Migrate Data from other databases like Oracle to Greenplum

Hi,
I am working on Migrating the data from other databases like Oracle to the PostgreSQL Greenplum database in Job.
What I am thinking to do is using tOracleInput as input with a tMap and then tGreenplumOutput as output.
Any suggestions/tips on this?
Thanks,
A
2 REPLIES
Community Manager

Re: Migrate Data from other databases like Oracle to Greenplum

Hi
Yes, you are on the right track, use a tOracleInput to query records from Oracle, do some transform on tMap if needed, and then load them into target database Greenplum with tGreenplumOutput.
Best regards
Shong
----------------------------------------------------------
Talend | Data Agility for Modern Business
One Star

Re: Migrate Data from other databases like Oracle to Greenplum

Hi
Yes, you are on the right track, use a tOracleInput to query records from Oracle, do some transform on tMap if needed, and then load them into target database Greenplum with tGreenplumOutput.
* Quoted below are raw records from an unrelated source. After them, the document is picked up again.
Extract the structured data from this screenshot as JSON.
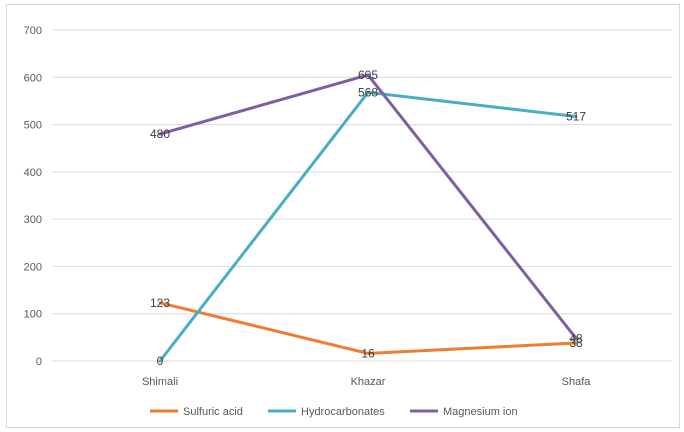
{
  "chart_data": {
    "type": "line",
    "title": "",
    "xlabel": "",
    "ylabel": "",
    "categories": [
      "Shimali",
      "Khazar",
      "Shafa"
    ],
    "ylim": [
      0,
      700
    ],
    "yticks": [
      0,
      100,
      200,
      300,
      400,
      500,
      600,
      700
    ],
    "grid": true,
    "legend_position": "bottom",
    "series": [
      {
        "name": "Sulfuric acid",
        "values": [
          123,
          16,
          38
        ],
        "color": "#ed7d31"
      },
      {
        "name": "Hydrocarbonates",
        "values": [
          0,
          568,
          517
        ],
        "color": "#4bacc6"
      },
      {
        "name": "Magnesium ion",
        "values": [
          480,
          605,
          48
        ],
        "color": "#7f5fa2"
      }
    ]
  }
}
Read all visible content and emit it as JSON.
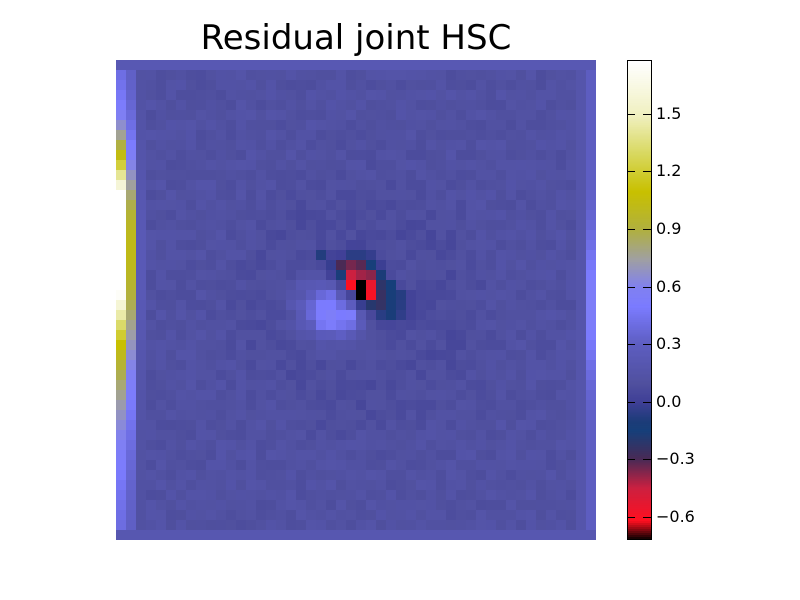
{
  "chart_data": {
    "type": "heatmap",
    "title": "Residual joint HSC",
    "colorbar": {
      "min": -0.72,
      "max": 1.78,
      "ticks": [
        -0.6,
        -0.3,
        0.0,
        0.3,
        0.6,
        0.9,
        1.2,
        1.5
      ],
      "tick_labels": [
        "−0.6",
        "−0.3",
        "0.0",
        "0.3",
        "0.6",
        "0.9",
        "1.2",
        "1.5"
      ],
      "colors": [
        [
          -0.72,
          "#000000"
        ],
        [
          -0.62,
          "#ff1020"
        ],
        [
          -0.45,
          "#cc2040"
        ],
        [
          -0.3,
          "#4a2a55"
        ],
        [
          -0.15,
          "#163f7a"
        ],
        [
          -0.1,
          "#1c3c78"
        ],
        [
          0.0,
          "#3f3f96"
        ],
        [
          0.1,
          "#50509f"
        ],
        [
          0.3,
          "#5d5dc0"
        ],
        [
          0.5,
          "#7b7bff"
        ],
        [
          0.6,
          "#8080f0"
        ],
        [
          0.75,
          "#a0a0a0"
        ],
        [
          0.9,
          "#b0b040"
        ],
        [
          1.1,
          "#c8c000"
        ],
        [
          1.3,
          "#d8d860"
        ],
        [
          1.5,
          "#f0f0c0"
        ],
        [
          1.78,
          "#ffffff"
        ]
      ]
    },
    "grid_size": [
      48,
      48
    ],
    "background_value": 0.12,
    "features": [
      {
        "kind": "left-edge-bright-band",
        "peak_value": 1.78,
        "rows": [
          12,
          32
        ]
      },
      {
        "kind": "central-dipole-negative",
        "min_value": -0.72,
        "center": [
          24,
          23
        ]
      },
      {
        "kind": "central-dipole-positive",
        "max_value": 0.55,
        "center": [
          25,
          21
        ]
      }
    ]
  }
}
I have a similar map which is resulting in very poor throughput (10 rows per second)
tOracleInput -> tConvertType -> tMap -> tGreenplumOutput
I enabled parallel execution for the map:
At tOracleInput ... Parallelization Partition row to 6 child threads
No change at tConvertType
No Change at tMap (by default it was departitioning)
Enabled parallel execution for tGreenplumOutput in Advanced Settings for the component.
With this parallel execution set up I get 3000 rows/sec. I have 300,000 rows in the Oracle source table. The job finishes in a minute but then hangs for over a couple of hours.
If I reduce the number of records in the source table to 1000 only then the job hangs after execution for 1 minute and then finishes successfully.
By "Job hangs" I mean that the "Kill" button is active and the job exit status is still not visible on the console.
What am I doing wrong? Can the job be created in a way to provide good throughput and finish quickly?